The quality and eligibility of remote patient monitoring (RPM) devices is crucial when choosing the best RPM program for your practice. As medical equipment, at-home devices must meet certain standards to qualify. To determine which pieces of equipment are eligible for remote monitoring billing, there are a few factors to consider.
The Center for Medicare and Medicaid Services (CMS) recently updated the rules and regulations surrounding remote monitoring devices and their eligibility. Beyond the quality and performance of remote equipment for the health and wellbeing of patients, the ability to bill for and gain reimbursement from devices is essential for providing patients with continuous and consistent remote services.
Your ideal RPM solution should provide eligible, integrated cellular, and ready to use devices for your patient population.

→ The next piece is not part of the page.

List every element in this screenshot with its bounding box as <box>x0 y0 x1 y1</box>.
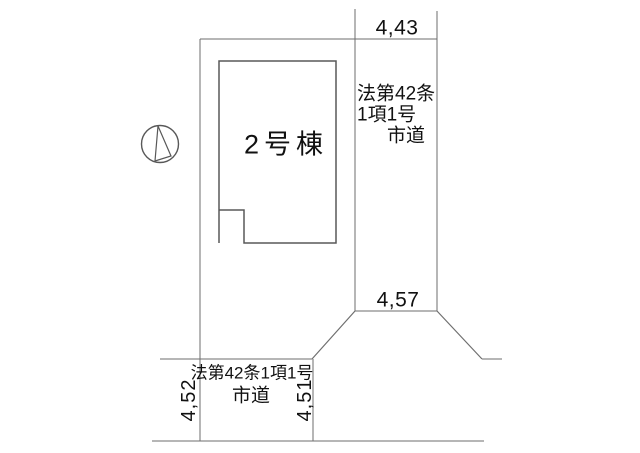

Remote patient monitoring device qualifications
RPM devices must meet the FDA definition of a medical device. This does not necessarily mean that the device must be registered with or cleared by the FDA, but rather that it may be subject to review from the FDA as the CMS Current Procedural Terminology (CPT) Codebook does not specify the need for FDA registration or clearance. The device, however, must automatically upload patient measurements and data. This is to say that patients are not permitted to self report or self record data via RPM devices. Any service provided to a Medicare beneficiary must be reasonable and necessary for diagnosis and treatment of the patient’s condition and must contribute to the improvement of said condition. Therefore, RPM services and devices provided to Medicare beneficiaries must be essential in the planning or executing of treatment or management of the patient’s condition(s).
There are a variety of eligible devices offered by RPM companies which include the following:
- Blood Pressure Cuff
- Blood Glucose Monitor
- Digital Weight Scale
- Pulse Oximeter
Remote patient monitoring device billing
There are two CPT codes that are commonly used when billing for device services in particular. These codes help practitioners get reimbursed for the time and effort involved in device set up and monitoring.

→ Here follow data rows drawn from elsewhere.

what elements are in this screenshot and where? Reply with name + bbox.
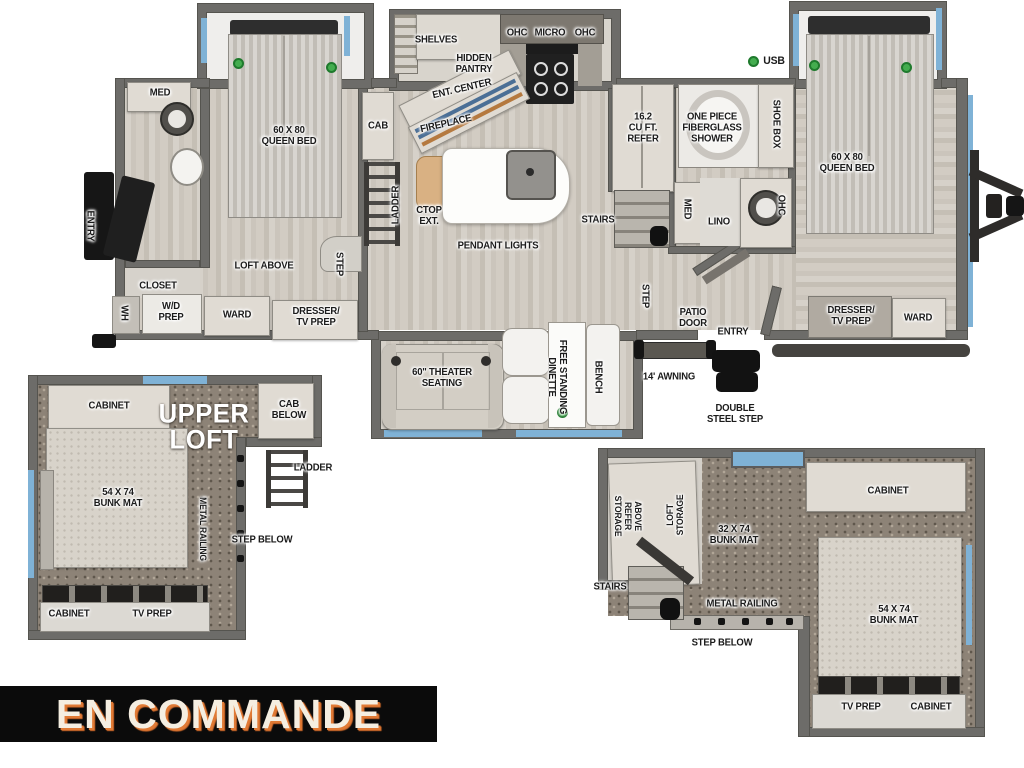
wall — [636, 330, 698, 340]
bed-seam — [868, 36, 870, 156]
label-med: MED — [682, 199, 693, 220]
wall — [956, 78, 968, 340]
label-ohc: OHC — [776, 195, 787, 216]
awning-cap — [634, 340, 644, 359]
label-ohc: OHC — [507, 28, 528, 39]
queen-bed-right — [806, 34, 934, 234]
railing-band — [670, 615, 804, 630]
roof-vent — [731, 450, 805, 468]
dinette-chair — [502, 376, 550, 424]
label-54-x-74: 54 X 74 BUNK MAT — [94, 487, 142, 509]
railing-post — [237, 480, 244, 487]
window-accent — [966, 545, 972, 645]
label-cabinet: CABINET — [89, 401, 130, 412]
label-cabinet: CABINET — [911, 702, 952, 713]
railing-post — [718, 618, 725, 625]
railing-post — [237, 455, 244, 462]
lino-floor — [700, 178, 740, 246]
label-bench: BENCH — [593, 361, 604, 394]
stove — [526, 54, 574, 104]
window-accent — [143, 376, 207, 384]
label-loft-above: LOFT ABOVE — [235, 261, 294, 272]
hitch-coupler — [1006, 196, 1024, 216]
label-shoe-box: SHOE BOX — [771, 100, 782, 149]
label-above: ABOVE REFER STORAGE — [612, 496, 642, 537]
sofa-armrest — [488, 344, 502, 428]
wall — [975, 448, 985, 737]
label-step-below: STEP BELOW — [232, 535, 293, 546]
railing-post — [766, 618, 773, 625]
wall — [798, 616, 810, 737]
label-loft: LOFT STORAGE — [666, 495, 686, 536]
label-pendant-lights: PENDANT LIGHTS — [458, 241, 539, 252]
label-dresser: DRESSER/ TV PREP — [292, 306, 339, 328]
label-hidden: HIDDEN PANTRY — [456, 53, 493, 75]
wall — [200, 88, 210, 268]
label-60-theater: 60" THEATER SEATING — [412, 367, 472, 389]
faucet — [526, 168, 534, 176]
label-entry: ENTRY — [85, 211, 96, 242]
window-accent — [384, 430, 482, 437]
banner-text: EN COMMANDE — [56, 691, 381, 738]
label-14-awning: 14' AWNING — [643, 372, 695, 383]
window-accent — [201, 18, 207, 63]
label-step: STEP — [640, 284, 651, 308]
label-dresser: DRESSER/ TV PREP — [827, 305, 874, 327]
label-one-piece: ONE PIECE FIBERGLASS SHOWER — [682, 112, 741, 145]
label-metal-railing: METAL RAILING — [706, 599, 777, 610]
double-steel-step — [716, 372, 758, 392]
floorplan-canvas: EN COMMANDE MEDENTRYCLOSETWHW/D PREP60 X… — [0, 0, 1024, 768]
label-ward: WARD — [904, 313, 932, 324]
label-lino: LINO — [708, 217, 730, 228]
queen-bed-right-headboard — [808, 16, 930, 34]
label-closet: CLOSET — [139, 281, 176, 292]
wall — [125, 260, 200, 268]
label-cabinet: CABINET — [49, 609, 90, 620]
led-indicator-icon — [901, 62, 912, 73]
label-free-standing: FREE STANDING DINETTE — [546, 340, 568, 414]
label-step-below: STEP BELOW — [692, 638, 753, 649]
led-indicator-icon — [326, 62, 337, 73]
label-16-2: 16.2 CU FT. REFER — [627, 112, 658, 145]
label-ward: WARD — [223, 310, 251, 321]
hitch-jack — [986, 194, 1002, 218]
label-wh: WH — [119, 305, 130, 320]
label-shelves: SHELVES — [415, 35, 457, 46]
railing-post — [694, 618, 701, 625]
burner — [554, 82, 568, 96]
label-upper: UPPER LOFT — [159, 401, 250, 452]
cupholder — [481, 356, 491, 366]
window-accent — [344, 16, 350, 56]
label-60-x-80: 60 X 80 QUEEN BED — [262, 125, 317, 147]
chassis-band — [772, 344, 970, 357]
label-step: STEP — [334, 252, 345, 276]
window-accent — [28, 470, 34, 578]
label-med: MED — [150, 88, 171, 99]
burner — [554, 62, 568, 76]
label-cabinet: CABINET — [868, 486, 909, 497]
window-accent — [516, 430, 622, 437]
tv-slot-row — [818, 676, 960, 696]
label-w-d: W/D PREP — [158, 301, 183, 323]
burner — [534, 62, 548, 76]
label-cab: CAB BELOW — [272, 399, 306, 421]
bath-sink — [160, 102, 194, 136]
range-hood — [518, 44, 580, 54]
status-banner: EN COMMANDE — [0, 686, 437, 742]
label-54-x-74: 54 X 74 BUNK MAT — [870, 604, 918, 626]
label-ladder: LADDER — [294, 463, 332, 474]
wall — [371, 78, 397, 88]
label-cab: CAB — [368, 121, 388, 132]
awning-bar — [638, 342, 716, 359]
loft-ladder — [266, 450, 308, 508]
led-indicator-icon — [748, 56, 759, 67]
railing-post — [237, 505, 244, 512]
railing-post — [237, 555, 244, 562]
label-stairs: STAIRS — [594, 582, 627, 593]
label-ladder: LADDER — [391, 186, 402, 224]
double-steel-step — [712, 350, 760, 372]
label-ctop: CTOP EXT. — [416, 205, 441, 227]
railing-post — [786, 618, 793, 625]
led-indicator-icon — [233, 58, 244, 69]
side-panel — [40, 470, 54, 570]
cupholder — [391, 356, 401, 366]
led-indicator-icon — [809, 60, 820, 71]
label-double: DOUBLE STEEL STEP — [707, 403, 763, 425]
label-entry: ENTRY — [718, 327, 749, 338]
dinette-chair — [502, 328, 550, 376]
label-32-x-74: 32 X 74 BUNK MAT — [710, 524, 758, 546]
railing-post — [742, 618, 749, 625]
label-patio: PATIO DOOR — [679, 307, 707, 329]
label-tv-prep: TV PREP — [132, 609, 171, 620]
burner — [534, 82, 548, 96]
hull-corner-cap — [92, 334, 116, 348]
label-metal-railing: METAL RAILING — [197, 497, 207, 561]
label-stairs: STAIRS — [582, 215, 615, 226]
label-micro: MICRO — [535, 28, 566, 39]
label-usb: USB — [763, 55, 784, 67]
toilet — [170, 148, 204, 186]
stair-railing — [660, 598, 680, 620]
window-accent — [793, 14, 799, 66]
counter — [578, 44, 602, 86]
stair-railing — [650, 226, 668, 246]
label-tv-prep: TV PREP — [841, 702, 880, 713]
label-60-x-80: 60 X 80 QUEEN BED — [820, 152, 875, 174]
window-accent — [936, 8, 942, 70]
wall — [598, 448, 608, 590]
label-ohc: OHC — [575, 28, 596, 39]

- CPT Code 99453: Enables practitioners to bill for remote monitoring services of biometrics and bill for the initial device set-up service as well as patient equipment education. This code can only be billed after 16 days of continuous monitoring.
- CPT Code 99454: Allows practices to get reimbursed for supply devices to patients. This code can be billed every 30 days.

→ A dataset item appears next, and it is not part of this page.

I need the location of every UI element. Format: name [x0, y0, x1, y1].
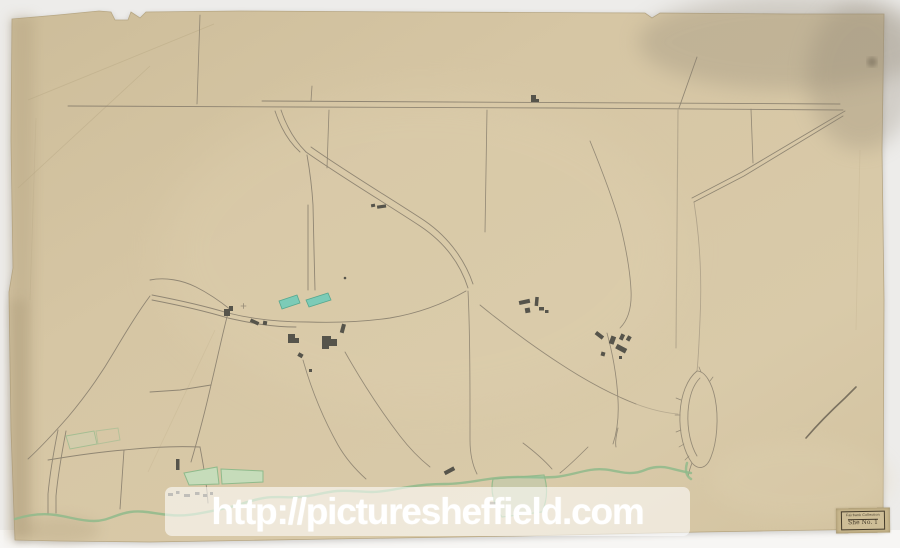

The CMS has clarified their rules regarding these billing codes in saying that, “only one practitioner can bill CPT codes 99453 and 99454 during a 30-day period and only when at least 16 days of data have been collected on at least one medical device as defined in section 201(h) of the FFDCA.” Though they later amended this statement to clarify that auxiliary personnel, including contracted employees, may also provide the services described within the CPT codes above with the understanding that they are under practitioner supervision. The CMS also mentioned that when more specific codes apply to a particular service provided, they recommend using the more specific billing codes. The overarching clarification made by the CMS stipulates that all remote monitoring services be reasonable and necessary with regards to a patient’s condition and treatment plan.
Billing for multiple eligible remote patient monitoring devices
The CMS has stated that providers may only bill once for CPT Codes 99453 and 99454 under the 30-day period, regardless of the number of devices a patient uses. This presents a problem for practitioners who need to gather data on a singular patient through multiple devices, such as using a blood pressure cuff and blood glucose monitor in tandem with one another.
One patient suffering from multiple conditions that all require remote monitoring via different remote devices would only be able to get reimbursement for one of the devices, or bill the above codes once per billing cycle. It is possible that in future clarifications, the CMS amends these restrictions so that patients and practitioners may bill once per condition or be able to bill for additional codes that can be billed separately for monitoring co-existing conditions.